Ex-rebel commander Kunti Kamara has been on appeal since Tuesday March 5 in Paris following his life prison sentence handed down at the end of 2022 for acts of barbarity and complicity in crimes against humanity during the first Liberian civil war (1989-1997). This former commander of the United Liberation Movement for Democracy (or Ulimo, for United Liberation Movement of Liberia for Democracy, in English) was tried at first instance during an unprecedented trial in France which was held in October and November 2022.

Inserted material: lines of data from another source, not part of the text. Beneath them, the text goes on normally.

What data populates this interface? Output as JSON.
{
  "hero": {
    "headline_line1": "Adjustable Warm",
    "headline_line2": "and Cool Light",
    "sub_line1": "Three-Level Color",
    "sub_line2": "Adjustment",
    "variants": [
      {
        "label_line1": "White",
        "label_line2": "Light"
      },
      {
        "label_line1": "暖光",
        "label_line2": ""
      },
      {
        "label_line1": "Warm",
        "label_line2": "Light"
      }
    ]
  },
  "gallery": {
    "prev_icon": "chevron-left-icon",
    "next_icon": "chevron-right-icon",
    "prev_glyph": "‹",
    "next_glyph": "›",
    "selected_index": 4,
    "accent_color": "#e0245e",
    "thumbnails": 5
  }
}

The Paris Assize Court then sentenced the former militiaman, born in 1974, to life imprisonment for a series of abuses against civilians in 1993-1994, including the torture inflicted on a schoolteacher whose meat he allegedly ate. heart, and for his passivity during the repeated rapes of two teenage girls by soldiers under his authority. He had appealed and found himself once again in the dock, wearing a black down jacket and emaciated features.

Unspeakable atrocities

Arrested in the Paris region in September 2018, Mr. Kamara was tried in Paris under the “universal jurisdiction” exercised, under certain conditions, by France to judge the most serious crimes committed outside its soil. This is the first time that this mechanism was used for acts committed in a country other than Rwanda.

During the trial in 2022, Kunti Kamara proclaimed his innocence and claimed to be the victim of a “conspiracy”. Before the Assize Court, several complainants and witnesses who came specially from Liberia had however certified that the accused was indeed the “C.O. Kundi” – for “commanding officer” – who allegedly contributed to a reign of terror in the northwest of the country, which fell into the hands of Ulimo in the early 1990s.

Unspeakable atrocities were recounted during the first instance trial: residents murdered by being forced to drink boiling water, the trade in human meat, intestines used as checkpoints, rape by means of a bayonet dipped in salt.

For the three weeks of the appeal trial, witnesses and plaintiffs will again come from Liberia, despite the “testing process” that this new trial represents, but with “the hope that it will be able to lift a little the veil on what it was,” explained before the hearing the lawyer for the eight civil parties, Sabrina Delattre. The trial is scheduled to last until March 29.